3. Common bracket \((x+4)\): \((3x-2)(x+4)\).

Checkpoints

Pause and reason before continuing. Discuss with a partner or write your work in a notebook.

Applications

Geometry: area and perimeter

A rectangle has sides \((x+3)\) cm and \((2x-1)\) cm. Its area is \[ (x+3)(2x-1) = 2x^2 + 5x - 3 \quad\text{cm}^2. \] The perimeter is \[ \begin{aligned} 2\bigl((x+3)+(2x-1)\bigr) &= 2(3x+2) \\ &= 6x+4 \end{aligned} \] cm. Expansion links algebraic descriptions of sides to measurable quantities.

Revenue and pricing

If a shop sells \(n\) items at price \((50 - 0.5n)\) dollars each, revenue is \(n(50 - 0.5n) = 50n - 0.5n^2\). Expanding a product of two linear factors often appears before finding maximum revenue (a quadratic in \(n\)).

Number patterns

Notice that \(11^2 = 121\), \(111^2 = 12321\). In general, expanding \((10^k + 10^{k-1} + \cdots + 1)^2\) explains palindromic squares — a playful link between identities and arithmetic patterns.

Question bank

Work each question, then open the solution to check your reasoning. Difficulty increases through the sets.

Easy

Expand \(3(x+2)\).

Answer: \(3x + 6\).

Steps: \(3 \cdot x + 3 \cdot 2 = 3x + 6\).

Simplify \(2x + 5x - 1\).

Answer: \(7x - 1\).

Explanation: Combine like terms \(2x + 5x = 7x\).

Factorise \(6x + 9\).

Answer: \(3(2x + 3)\).

Steps: HCF is \(3\); \(6x \div 3 = 2x\), \(9 \div 3 = 3\).

Intermediate

Expand \((x+4)(x-2)\).

Answer: \(x^2 + 2x - 8\).

Steps:

\[ \begin{aligned} x^2 - 2x + 4x - 8 &= x^2 + 2x - 8 \end{aligned} \]

Factorise \(x^2 - 9\).

Answer: \((x+3)(x-3)\).

Explanation: Difference of squares: \(x^2 - 3^2\).

Factorise \(x^2 + 6x + 9\).

Answer: \((x+3)^2\).

Explanation: Perfect square: \(3 \times 3 = 9\), \(3 + 3 = 6\).

Difficult

Factorise \(2x^2 + 6x - x - 3\) by grouping.

Answer: \((2x-1)(x+3)\).

Steps: \(2x(x+3) - 1(x+3) = (2x-1)(x+3)\).

Factorise \(2x^2 + 7x + 3\).

Answer: \((2x+1)(x+3)\).

Steps: \(ac = 6\); split \(7x = 6x + x\).

\[ \begin{aligned} 2x(x+3) + 1(x+3) &= (2x+1)(x+3) \end{aligned} \]

Hardcore

Expand and then factorise \(x(x+2) - (x+2)\).
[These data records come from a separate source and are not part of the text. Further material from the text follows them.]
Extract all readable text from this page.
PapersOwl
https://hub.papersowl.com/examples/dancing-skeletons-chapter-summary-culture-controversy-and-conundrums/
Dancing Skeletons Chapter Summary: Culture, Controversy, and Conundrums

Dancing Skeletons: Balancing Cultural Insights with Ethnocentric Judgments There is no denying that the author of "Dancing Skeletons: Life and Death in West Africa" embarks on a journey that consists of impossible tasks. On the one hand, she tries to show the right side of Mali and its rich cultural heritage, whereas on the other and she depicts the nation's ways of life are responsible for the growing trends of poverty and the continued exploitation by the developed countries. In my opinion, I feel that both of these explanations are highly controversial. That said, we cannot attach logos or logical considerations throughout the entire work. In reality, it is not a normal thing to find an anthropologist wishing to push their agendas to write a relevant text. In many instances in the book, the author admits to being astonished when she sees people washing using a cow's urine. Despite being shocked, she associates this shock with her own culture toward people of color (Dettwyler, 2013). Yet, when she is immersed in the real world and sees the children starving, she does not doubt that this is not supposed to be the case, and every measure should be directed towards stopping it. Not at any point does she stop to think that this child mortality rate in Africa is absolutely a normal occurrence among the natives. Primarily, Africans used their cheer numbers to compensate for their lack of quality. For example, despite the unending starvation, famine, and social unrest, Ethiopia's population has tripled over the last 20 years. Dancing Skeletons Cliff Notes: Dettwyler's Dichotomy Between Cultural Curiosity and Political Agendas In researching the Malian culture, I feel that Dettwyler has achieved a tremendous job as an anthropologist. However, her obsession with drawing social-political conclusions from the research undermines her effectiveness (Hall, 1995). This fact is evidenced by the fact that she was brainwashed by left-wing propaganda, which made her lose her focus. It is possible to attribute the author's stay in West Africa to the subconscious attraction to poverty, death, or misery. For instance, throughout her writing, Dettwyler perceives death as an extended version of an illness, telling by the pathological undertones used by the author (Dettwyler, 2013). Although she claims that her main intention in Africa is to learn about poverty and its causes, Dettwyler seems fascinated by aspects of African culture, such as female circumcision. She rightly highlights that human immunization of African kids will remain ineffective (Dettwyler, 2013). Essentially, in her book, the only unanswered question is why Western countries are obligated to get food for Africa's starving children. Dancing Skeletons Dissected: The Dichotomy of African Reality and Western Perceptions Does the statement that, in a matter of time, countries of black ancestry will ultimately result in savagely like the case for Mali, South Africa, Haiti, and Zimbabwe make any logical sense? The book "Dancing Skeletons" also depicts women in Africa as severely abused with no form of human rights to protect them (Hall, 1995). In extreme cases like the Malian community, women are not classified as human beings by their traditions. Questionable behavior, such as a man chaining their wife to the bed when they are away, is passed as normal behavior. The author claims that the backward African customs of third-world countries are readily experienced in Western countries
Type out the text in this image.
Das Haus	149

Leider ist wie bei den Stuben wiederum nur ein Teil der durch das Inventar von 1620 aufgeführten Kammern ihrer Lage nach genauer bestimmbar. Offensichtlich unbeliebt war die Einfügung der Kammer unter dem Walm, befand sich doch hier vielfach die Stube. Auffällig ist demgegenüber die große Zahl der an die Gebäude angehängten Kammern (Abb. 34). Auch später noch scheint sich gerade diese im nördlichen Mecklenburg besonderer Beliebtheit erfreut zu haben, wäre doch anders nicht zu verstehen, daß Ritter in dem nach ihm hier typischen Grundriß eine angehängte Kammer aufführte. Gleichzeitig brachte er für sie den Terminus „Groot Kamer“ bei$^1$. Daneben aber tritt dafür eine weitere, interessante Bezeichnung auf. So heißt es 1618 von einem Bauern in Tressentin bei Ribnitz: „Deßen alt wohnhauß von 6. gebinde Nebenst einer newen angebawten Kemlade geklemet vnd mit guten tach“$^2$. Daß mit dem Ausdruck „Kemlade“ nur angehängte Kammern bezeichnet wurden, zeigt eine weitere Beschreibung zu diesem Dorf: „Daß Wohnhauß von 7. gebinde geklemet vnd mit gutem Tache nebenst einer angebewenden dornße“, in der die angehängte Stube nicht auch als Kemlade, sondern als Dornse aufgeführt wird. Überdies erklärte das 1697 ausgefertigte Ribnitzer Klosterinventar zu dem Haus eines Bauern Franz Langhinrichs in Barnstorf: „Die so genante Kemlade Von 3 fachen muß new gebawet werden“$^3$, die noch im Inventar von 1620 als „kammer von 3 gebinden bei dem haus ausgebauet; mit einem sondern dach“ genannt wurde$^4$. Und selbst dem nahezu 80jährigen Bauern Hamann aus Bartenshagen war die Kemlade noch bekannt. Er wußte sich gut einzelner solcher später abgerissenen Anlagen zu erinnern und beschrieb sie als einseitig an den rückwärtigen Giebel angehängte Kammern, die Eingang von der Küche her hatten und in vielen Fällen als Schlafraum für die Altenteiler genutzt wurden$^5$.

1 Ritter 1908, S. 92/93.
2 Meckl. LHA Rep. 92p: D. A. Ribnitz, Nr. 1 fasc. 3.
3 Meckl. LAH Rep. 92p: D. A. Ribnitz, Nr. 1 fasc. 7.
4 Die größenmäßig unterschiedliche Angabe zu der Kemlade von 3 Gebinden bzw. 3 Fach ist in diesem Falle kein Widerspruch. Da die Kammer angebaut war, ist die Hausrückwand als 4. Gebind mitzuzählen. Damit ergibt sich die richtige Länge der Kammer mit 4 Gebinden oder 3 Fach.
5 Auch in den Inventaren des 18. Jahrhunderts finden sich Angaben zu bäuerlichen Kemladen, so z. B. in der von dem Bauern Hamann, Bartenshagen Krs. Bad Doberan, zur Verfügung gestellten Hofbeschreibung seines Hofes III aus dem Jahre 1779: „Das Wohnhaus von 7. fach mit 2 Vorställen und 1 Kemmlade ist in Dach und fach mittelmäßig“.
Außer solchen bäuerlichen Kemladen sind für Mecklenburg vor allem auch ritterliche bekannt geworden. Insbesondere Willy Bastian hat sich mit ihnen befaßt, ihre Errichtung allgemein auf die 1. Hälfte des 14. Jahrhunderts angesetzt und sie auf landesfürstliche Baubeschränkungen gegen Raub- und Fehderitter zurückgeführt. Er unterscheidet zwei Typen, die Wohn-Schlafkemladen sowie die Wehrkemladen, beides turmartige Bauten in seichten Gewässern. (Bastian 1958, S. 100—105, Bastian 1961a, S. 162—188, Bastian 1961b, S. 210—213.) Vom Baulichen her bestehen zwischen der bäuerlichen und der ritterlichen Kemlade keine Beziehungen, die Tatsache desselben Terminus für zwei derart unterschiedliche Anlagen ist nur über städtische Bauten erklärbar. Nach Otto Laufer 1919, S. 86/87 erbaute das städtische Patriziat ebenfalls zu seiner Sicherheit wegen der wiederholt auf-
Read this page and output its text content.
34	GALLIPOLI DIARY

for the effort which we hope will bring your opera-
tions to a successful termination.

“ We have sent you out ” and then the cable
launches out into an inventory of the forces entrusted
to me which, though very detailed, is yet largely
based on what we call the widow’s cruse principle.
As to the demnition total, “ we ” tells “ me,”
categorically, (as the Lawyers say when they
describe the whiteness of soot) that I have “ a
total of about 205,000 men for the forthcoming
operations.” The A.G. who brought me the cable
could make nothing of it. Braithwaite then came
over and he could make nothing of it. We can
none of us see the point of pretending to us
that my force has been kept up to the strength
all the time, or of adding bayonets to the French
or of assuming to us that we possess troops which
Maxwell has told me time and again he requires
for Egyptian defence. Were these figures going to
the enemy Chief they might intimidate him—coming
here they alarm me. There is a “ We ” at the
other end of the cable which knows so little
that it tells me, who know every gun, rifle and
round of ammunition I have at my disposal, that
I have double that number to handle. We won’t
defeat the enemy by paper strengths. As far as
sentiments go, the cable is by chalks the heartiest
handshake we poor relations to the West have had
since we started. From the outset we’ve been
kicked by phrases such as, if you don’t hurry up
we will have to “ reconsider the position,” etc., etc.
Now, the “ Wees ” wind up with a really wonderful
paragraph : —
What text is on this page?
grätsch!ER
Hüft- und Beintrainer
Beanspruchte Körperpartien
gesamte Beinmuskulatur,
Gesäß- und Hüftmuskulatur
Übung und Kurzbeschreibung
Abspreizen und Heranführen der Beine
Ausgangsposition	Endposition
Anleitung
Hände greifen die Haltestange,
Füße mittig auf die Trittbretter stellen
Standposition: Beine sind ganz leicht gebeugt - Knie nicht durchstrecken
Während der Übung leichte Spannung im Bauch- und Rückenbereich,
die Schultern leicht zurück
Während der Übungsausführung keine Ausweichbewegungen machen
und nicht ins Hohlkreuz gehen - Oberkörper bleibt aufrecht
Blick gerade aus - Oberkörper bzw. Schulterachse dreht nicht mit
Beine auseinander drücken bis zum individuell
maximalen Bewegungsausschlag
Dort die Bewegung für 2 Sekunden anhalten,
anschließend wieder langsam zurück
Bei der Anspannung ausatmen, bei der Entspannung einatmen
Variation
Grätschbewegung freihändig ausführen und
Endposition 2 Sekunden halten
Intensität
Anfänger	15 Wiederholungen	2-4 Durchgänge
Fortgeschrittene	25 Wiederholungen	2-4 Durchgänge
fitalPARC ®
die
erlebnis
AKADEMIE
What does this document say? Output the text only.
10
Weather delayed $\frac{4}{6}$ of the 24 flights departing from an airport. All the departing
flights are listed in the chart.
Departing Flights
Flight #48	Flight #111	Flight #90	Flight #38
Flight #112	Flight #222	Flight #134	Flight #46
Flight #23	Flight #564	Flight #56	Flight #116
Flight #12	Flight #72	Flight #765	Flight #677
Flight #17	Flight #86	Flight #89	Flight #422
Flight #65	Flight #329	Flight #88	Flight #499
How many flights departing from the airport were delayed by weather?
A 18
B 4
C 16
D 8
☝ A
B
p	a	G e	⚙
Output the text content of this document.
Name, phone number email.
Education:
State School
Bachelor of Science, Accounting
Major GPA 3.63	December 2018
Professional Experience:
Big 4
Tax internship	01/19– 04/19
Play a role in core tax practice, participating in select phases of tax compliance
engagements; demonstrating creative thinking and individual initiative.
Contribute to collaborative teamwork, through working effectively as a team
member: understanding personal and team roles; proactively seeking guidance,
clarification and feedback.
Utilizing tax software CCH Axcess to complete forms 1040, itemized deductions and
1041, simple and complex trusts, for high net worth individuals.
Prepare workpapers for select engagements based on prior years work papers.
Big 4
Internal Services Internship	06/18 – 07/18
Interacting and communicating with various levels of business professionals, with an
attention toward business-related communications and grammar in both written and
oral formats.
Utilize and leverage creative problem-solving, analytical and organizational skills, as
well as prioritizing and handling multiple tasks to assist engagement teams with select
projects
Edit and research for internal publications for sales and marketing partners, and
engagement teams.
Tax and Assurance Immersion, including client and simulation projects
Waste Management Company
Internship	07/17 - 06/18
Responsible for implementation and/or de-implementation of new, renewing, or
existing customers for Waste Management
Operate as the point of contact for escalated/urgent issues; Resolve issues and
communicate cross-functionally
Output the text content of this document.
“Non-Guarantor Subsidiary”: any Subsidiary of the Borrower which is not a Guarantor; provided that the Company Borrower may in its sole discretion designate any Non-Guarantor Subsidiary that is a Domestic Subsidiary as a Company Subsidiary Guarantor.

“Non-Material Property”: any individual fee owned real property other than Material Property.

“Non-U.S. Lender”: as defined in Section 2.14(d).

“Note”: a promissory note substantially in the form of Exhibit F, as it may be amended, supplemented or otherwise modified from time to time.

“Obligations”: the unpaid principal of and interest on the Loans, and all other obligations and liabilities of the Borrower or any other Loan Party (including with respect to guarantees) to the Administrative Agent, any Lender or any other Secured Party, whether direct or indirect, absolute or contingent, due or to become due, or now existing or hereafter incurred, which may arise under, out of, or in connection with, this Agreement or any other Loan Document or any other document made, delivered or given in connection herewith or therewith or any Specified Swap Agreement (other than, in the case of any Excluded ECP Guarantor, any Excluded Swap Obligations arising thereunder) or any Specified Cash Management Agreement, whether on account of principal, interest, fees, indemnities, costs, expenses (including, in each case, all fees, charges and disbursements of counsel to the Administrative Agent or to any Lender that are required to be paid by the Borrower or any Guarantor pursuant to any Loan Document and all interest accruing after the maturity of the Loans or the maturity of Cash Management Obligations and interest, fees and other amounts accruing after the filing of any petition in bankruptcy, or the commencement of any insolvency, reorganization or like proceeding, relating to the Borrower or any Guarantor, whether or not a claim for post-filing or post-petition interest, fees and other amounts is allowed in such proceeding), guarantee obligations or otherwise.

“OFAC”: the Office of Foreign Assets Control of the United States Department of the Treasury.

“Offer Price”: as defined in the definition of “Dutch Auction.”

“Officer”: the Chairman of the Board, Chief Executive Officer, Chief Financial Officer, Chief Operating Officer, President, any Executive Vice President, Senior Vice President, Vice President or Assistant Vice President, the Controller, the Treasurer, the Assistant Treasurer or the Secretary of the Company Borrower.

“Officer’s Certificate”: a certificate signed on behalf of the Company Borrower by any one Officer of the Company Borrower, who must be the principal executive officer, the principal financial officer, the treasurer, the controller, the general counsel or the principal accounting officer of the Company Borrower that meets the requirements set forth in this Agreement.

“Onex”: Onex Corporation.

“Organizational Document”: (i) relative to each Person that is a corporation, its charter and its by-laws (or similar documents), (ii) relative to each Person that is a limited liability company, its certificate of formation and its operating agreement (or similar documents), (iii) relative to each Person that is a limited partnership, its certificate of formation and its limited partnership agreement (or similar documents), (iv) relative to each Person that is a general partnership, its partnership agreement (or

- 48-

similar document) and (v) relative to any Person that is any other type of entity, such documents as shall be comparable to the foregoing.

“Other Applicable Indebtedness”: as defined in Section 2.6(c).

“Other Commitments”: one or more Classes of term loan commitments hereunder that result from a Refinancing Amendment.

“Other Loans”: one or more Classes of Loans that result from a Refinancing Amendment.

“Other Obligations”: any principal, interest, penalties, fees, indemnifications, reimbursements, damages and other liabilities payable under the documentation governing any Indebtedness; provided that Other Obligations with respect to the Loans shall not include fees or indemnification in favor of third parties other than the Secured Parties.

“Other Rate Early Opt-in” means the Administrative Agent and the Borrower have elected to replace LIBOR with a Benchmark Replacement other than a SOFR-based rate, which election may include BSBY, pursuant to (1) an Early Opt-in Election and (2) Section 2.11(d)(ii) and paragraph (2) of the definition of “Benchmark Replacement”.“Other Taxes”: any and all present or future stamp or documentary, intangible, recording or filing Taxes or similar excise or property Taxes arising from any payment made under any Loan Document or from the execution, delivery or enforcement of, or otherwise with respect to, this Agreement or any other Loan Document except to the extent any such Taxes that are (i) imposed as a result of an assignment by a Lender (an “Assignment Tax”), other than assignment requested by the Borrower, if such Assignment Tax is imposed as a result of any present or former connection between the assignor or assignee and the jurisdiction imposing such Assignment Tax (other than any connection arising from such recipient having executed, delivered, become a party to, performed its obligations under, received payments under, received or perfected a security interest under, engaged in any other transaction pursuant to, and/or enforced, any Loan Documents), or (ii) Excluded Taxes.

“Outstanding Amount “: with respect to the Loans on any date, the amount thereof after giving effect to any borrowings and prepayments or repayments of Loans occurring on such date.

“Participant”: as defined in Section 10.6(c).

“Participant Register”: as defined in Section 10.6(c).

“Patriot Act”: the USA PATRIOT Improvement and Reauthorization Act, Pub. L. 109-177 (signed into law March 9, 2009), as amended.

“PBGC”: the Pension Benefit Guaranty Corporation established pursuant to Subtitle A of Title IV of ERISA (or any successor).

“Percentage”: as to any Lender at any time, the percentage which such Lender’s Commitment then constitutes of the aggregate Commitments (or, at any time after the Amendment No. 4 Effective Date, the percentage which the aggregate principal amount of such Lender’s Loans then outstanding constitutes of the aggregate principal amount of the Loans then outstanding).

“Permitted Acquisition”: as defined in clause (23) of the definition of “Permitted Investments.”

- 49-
Answer: \((x+2)(x-1)\) after factorising (expansion gives \(x^2 + x - 2\)).

Steps: Factor common \((x+2)\): \((x+2)(x-1)\). Check: \((x+2)(x-1) = x^2 + x - 2\).

A rectangle has sides \((x+3)\) cm and \((2x-1)\) cm. Find its area in expanded form.

Answer: \((2x^2 + 5x - 3)\) cm².

Calculation:

\[ \begin{aligned} (x+3)(2x-1) &= 2x^2 - x + 6x - 3 \\ &= 2x^2 + 5x - 3 \end{aligned} \]

References

• al-Khwarizmi, Al-Kitāb al-mukhtaṣar fī ḥisāb al-jabr wal-muqābala (c. 820 CE) — systematic treatment of algebra.
• HKDSE Compulsory Part curriculum — Number and Algebra strand (polynomials, expansion, factorisation).